To match all positive numbers with all positive even numbers, match instead $i$ with $2i$, resulting in (1,2), (2,4), (3,6), (4,8), …
See also: Hilbert's paradox of the Grand Hotel for a more entertaining way to see this.
A: I too once thought like you, but in CS counting is your friend.
When counting sets, we can determine if two sets have the same size or cardinality. For example countable infinite sets can always be put into correspondence with the natural numbers $\mathbb{N}$. These countably infinite sets are recursively enumerable languages, they can be iterated indefinitely. 
So lets call the set of even numbers $\mathbb{E}$ and the set of odd numbers $\mathbb{O}$
Now, starting from the beginning, in increasing order, pair the smallest even number with the smallest natural number, next, pair the next smallest number with the next smallest natural number, so on and so forth. It looks something like this:
$\mathbb{N} = \{0, 1, 2, 3, 4, ...\}$
$\mathbb{E} = \{2, 4, 6, 8, 10, ...\}$
We see for every number in $\mathbb{N}$ there is a number in $\mathbb{E}$, that is, every number in $\mathbb{E}$ can be mapped to a unique number in $\mathbb{N}$ and vice versa.
This kind of mapping is known as a computable map or a bijection Such functions are one-to-one and onto, every element from each set is paired with a unique element of the other set.
The same argument can be applied to show than $|\mathbb{O}| = |\mathbb{N}|$.

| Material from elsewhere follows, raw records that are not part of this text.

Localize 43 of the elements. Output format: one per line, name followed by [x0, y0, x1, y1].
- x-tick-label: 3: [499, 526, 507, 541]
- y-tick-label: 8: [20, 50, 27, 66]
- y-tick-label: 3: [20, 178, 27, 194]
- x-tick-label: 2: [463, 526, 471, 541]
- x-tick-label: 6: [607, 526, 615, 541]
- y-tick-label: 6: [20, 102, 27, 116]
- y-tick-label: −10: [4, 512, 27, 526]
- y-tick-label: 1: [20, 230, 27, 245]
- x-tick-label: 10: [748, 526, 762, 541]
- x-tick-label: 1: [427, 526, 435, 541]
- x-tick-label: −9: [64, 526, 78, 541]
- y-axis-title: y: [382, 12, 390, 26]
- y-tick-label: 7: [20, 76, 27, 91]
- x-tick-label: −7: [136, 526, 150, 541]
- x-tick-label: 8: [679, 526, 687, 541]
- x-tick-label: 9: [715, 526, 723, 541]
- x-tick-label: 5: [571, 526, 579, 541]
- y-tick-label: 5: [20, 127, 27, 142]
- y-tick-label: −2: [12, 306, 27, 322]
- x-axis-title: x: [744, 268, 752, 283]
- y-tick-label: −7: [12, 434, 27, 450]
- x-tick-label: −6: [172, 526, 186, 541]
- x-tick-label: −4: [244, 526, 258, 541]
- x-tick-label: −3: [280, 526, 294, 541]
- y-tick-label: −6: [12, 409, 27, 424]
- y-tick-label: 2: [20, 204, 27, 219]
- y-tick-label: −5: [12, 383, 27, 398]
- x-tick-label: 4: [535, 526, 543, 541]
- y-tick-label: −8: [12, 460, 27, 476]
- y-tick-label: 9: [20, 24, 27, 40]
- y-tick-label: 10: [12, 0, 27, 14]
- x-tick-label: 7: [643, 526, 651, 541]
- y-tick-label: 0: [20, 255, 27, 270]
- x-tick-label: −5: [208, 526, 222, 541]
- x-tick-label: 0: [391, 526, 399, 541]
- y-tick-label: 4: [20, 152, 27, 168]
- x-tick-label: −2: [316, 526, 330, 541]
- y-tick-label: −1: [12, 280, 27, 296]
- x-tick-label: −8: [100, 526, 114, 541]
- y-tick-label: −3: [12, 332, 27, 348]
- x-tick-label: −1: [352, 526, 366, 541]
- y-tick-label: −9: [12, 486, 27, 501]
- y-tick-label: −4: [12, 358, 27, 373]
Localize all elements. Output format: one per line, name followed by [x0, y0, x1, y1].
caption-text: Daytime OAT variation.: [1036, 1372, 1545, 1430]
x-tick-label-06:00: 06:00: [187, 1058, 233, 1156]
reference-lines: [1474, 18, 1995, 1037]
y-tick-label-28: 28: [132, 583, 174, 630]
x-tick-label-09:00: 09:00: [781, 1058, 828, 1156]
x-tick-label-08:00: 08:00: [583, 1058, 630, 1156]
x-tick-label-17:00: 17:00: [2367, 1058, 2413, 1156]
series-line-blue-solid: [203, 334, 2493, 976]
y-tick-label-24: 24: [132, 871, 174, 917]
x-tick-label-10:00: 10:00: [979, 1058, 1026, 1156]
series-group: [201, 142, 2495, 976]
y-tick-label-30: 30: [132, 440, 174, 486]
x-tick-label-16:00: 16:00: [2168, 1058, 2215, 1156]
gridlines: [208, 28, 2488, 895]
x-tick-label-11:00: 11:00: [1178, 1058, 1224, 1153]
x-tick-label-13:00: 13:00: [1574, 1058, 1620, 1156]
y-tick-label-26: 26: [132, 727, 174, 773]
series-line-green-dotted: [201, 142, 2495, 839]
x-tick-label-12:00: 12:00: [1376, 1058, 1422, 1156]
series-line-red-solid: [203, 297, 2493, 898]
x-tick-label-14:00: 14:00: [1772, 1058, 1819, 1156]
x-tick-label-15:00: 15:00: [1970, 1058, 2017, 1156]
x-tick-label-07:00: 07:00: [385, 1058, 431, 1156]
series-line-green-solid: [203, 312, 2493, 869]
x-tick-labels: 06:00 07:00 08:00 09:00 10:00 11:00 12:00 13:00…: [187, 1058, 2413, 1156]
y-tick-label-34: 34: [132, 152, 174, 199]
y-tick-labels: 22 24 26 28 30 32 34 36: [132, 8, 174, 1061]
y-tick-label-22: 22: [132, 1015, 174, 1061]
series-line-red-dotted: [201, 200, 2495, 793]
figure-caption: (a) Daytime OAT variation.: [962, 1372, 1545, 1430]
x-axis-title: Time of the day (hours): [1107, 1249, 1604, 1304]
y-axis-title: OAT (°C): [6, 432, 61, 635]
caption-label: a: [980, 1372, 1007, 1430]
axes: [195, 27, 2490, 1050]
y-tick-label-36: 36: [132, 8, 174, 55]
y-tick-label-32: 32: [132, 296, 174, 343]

Now, you may ask why is this important to CS, well, every language (set) that can be mapped to $\mathbb{N}$ can be recognized by a computer machine, and languages that do not map to $\mathbb{N}$ cannot even be recognized by a computer, therefore, we study this.
A: Because sets of numbers can be infinitely divisible. See this Reddit comment.
I think his intuition comes from the fact that the world is discrete in practice. You have 2x more atoms in [0, 2cm] than in [0, 1cm]. If you are not looking at something made of atoms, let's say you have 2x more Planck lengths in [0, 2cm] than in [0, 1cm]. See what I mean?
OP's intuition can be correct for physical things in our world, but mathematics go beyond that, with rational numbers being infinitely divisible. As soon as there is a limit to how much you can divide things, even if it's one million digits after the decimal point, OP's intuition is valid.